Preserving COVID-19 in local history
ST. ALBANS, Vt. (WCAX) - The coronavirus has, in many ways, played a defining role in the year 2020. The Vermont Historical Society has dedicated a large part of the year to collecting pieces of COVID history like journal entries.
The group has established a statewide database dedicated to locking COVID-19 in history, and although they have accumulated a lot of material already, historians say they aren’t done yet.
“Definitely encouraging people to continue to contribute material and that can be videos, photos, writings," said Steve Perkins, the executive director of the Vermont Historical Society.
Perkins says they are now able to accept tangible items into their collection. Items they say will help paint a better picture of Vermont’s unique place in the pandemic through the stories of those who lived it.

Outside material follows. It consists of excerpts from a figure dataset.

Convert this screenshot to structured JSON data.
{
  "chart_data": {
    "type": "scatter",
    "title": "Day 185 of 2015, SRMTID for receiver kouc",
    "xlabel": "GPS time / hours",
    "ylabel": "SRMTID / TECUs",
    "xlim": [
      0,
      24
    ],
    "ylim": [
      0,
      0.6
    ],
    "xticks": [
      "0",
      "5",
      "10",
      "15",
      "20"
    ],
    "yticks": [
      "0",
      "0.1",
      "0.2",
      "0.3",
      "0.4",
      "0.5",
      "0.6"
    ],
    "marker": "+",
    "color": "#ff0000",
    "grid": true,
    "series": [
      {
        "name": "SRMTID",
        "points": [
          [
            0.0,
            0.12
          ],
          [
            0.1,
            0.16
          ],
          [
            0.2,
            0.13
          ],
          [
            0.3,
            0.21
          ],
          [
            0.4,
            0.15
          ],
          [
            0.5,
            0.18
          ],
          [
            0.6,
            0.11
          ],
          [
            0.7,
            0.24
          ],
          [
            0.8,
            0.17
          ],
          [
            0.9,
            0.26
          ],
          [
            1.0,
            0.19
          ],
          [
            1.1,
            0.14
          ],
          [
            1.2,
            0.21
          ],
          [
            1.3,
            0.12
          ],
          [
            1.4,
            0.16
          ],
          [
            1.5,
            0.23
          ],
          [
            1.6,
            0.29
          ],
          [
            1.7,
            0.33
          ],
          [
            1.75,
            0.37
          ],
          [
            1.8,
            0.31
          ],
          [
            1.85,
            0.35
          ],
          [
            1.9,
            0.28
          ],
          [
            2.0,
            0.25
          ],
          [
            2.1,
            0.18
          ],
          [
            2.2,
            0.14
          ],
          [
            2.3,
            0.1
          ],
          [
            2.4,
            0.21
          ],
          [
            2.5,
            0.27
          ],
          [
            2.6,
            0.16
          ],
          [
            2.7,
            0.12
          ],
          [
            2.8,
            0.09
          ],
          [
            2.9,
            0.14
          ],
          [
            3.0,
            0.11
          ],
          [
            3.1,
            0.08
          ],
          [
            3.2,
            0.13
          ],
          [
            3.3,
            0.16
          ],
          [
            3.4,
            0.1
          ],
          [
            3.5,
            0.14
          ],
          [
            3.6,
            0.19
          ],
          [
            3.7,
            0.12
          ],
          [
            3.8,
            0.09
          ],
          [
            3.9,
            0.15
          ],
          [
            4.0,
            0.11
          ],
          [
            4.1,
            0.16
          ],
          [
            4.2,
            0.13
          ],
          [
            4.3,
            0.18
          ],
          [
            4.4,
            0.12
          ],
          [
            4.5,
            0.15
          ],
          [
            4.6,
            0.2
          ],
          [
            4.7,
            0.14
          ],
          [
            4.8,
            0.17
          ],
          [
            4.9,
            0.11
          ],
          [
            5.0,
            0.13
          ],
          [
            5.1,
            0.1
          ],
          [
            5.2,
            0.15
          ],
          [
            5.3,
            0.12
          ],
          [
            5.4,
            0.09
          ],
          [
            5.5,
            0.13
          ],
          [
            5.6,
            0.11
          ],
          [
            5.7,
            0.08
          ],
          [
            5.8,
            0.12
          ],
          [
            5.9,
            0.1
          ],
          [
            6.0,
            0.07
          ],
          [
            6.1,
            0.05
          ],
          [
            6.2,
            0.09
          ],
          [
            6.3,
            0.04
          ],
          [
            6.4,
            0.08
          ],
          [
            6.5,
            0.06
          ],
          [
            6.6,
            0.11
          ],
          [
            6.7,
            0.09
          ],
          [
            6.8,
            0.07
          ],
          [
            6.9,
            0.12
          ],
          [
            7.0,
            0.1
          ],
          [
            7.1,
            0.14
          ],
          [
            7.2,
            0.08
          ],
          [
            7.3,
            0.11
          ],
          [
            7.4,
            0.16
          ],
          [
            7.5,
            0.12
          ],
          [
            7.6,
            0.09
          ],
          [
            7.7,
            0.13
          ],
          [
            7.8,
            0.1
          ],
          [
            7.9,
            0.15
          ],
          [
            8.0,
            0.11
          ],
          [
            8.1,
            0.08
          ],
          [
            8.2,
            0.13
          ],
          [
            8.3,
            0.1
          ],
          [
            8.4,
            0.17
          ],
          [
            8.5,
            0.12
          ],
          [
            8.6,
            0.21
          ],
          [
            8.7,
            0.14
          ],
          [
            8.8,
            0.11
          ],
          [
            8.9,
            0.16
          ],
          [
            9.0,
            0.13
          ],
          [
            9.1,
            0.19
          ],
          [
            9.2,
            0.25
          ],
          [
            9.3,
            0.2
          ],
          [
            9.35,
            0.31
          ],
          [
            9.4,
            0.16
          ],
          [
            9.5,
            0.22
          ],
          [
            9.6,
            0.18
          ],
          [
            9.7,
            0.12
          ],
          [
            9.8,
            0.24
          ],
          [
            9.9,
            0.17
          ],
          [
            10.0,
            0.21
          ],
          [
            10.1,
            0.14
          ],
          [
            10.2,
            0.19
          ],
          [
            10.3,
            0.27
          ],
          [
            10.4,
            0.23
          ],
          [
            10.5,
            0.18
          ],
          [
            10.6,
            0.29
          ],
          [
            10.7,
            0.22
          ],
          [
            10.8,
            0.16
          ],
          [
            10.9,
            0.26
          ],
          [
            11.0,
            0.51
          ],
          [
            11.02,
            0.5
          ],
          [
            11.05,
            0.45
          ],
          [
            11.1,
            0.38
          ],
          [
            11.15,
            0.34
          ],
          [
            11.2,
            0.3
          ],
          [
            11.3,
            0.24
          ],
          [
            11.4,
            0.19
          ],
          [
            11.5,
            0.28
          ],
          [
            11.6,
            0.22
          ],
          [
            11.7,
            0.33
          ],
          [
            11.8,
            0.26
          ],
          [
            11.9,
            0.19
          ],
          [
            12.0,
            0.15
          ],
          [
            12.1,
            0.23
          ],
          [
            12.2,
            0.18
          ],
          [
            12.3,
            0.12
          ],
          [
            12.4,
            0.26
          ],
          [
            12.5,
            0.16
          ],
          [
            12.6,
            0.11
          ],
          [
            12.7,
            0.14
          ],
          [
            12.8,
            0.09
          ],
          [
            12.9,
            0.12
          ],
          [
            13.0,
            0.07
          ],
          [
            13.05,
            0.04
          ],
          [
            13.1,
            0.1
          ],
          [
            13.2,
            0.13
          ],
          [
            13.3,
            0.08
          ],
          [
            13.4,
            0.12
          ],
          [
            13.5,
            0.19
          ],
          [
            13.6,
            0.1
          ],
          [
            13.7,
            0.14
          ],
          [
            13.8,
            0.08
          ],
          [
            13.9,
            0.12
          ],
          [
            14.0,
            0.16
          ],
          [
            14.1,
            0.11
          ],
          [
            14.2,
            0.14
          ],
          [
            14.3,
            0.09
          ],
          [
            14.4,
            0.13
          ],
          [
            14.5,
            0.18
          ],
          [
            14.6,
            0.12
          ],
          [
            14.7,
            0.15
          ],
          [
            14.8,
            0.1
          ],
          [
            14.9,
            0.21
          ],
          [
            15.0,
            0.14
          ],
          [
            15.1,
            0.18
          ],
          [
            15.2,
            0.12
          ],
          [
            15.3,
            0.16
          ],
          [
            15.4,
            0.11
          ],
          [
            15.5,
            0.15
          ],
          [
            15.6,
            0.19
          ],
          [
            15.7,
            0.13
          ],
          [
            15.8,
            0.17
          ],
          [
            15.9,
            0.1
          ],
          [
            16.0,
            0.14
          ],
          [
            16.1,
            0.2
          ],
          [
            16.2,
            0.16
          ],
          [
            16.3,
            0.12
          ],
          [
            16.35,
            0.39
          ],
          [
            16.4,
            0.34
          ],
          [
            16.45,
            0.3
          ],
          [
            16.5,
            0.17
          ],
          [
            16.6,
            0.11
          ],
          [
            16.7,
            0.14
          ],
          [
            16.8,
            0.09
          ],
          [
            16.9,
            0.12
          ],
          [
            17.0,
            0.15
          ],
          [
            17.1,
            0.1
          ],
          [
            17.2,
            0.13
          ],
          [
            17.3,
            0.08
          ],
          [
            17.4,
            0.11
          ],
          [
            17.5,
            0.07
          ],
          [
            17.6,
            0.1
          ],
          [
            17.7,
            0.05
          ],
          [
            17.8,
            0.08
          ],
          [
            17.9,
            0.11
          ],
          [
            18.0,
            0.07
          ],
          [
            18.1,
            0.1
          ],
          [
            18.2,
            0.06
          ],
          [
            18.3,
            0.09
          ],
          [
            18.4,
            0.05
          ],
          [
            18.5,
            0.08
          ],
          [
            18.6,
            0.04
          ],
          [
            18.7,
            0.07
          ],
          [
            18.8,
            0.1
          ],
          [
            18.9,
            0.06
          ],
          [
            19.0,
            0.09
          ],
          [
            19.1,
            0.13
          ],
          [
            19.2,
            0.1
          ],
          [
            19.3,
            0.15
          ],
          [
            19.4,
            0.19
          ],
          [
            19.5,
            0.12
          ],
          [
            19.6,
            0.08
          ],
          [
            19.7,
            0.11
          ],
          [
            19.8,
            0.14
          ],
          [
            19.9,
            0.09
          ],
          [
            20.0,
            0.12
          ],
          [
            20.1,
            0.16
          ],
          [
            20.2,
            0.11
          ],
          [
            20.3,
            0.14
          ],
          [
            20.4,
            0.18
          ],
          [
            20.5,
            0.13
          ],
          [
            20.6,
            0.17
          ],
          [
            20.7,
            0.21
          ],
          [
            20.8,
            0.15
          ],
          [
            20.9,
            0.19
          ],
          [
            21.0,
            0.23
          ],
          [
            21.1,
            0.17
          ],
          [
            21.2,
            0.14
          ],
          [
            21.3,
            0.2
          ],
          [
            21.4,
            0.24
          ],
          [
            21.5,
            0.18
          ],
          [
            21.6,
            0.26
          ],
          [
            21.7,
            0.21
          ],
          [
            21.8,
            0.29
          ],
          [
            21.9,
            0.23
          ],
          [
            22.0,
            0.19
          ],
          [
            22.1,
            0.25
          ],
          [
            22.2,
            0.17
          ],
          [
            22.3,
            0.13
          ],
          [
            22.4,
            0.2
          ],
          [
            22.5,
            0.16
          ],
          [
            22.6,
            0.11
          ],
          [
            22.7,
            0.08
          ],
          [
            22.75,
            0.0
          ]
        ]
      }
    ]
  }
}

“We need to tell those stories and we need to think about it, and as diverse stories as we can get and it comes down to individuals telling us what those stories are," said Perkins.
But locking COVID-19 in history isn’t only a state-level task, local historians and residents play a role, too. The Saint Albans Historical Museum is also keeping a snapshot of 2020 through quilts sewn out of mask scraps.
“To be able to take the leftover fabrics make quilts and have this be a part of the history of St. Albans and Franklin County is so heartwarming," said Pam Cross, the creator of the St. Albans mask group.
Since the first quilt the St. Albans Face Mask group created, Cross says they have sewn another 5,000 masks and donated them all. That totals 26,000.
But to the museum, the quilt can mean so much more.
“They’re not our stories or our things, they belong to everyone here, so that’s important to remember. Museums are about storytelling and community, and I think during these times, we can also be a place for hope and healing. So to look at this amazing project that brought together over 100 volunteers, thousands of dollars and thousands of hours to create free masks for anyone who needed them, is a story well worth documenting and celebrating," said Alex Lehning, the executive director and librarian for the St. Albans Historical Museum.
With more masks came more scraps, leaving a residual opportunity for the museum to solidify a story from their community.
“We’re stewards, right, we hold and trust the stories, the images, the artifacts," said Lehning.
He knows that contributions like the Face Mask Quilt will be something time can never touch because of the story it captures.
“When we were facing some of our hardest times in St. Albans, Franklin County and Northwestern Vermont, we came together as neighbors and that’s a story that will continue to resonate across the years," said Lehning.
On a state level, Perkins says that there are still holes in the state historical society’s collection, such as firsthand accounts of essential workers, those who contracted COVID-19 and have survived, and parents and students making the transition back to school, so they are still looking for submissions.
But as historians, both Perkins and Lehning say it’s important to be proactive about preserving history as it happens.
The third and final quilt made out of mask scraps will be heading out to Michigan State University to be a part of a selective collection of more than 1,000 quilts.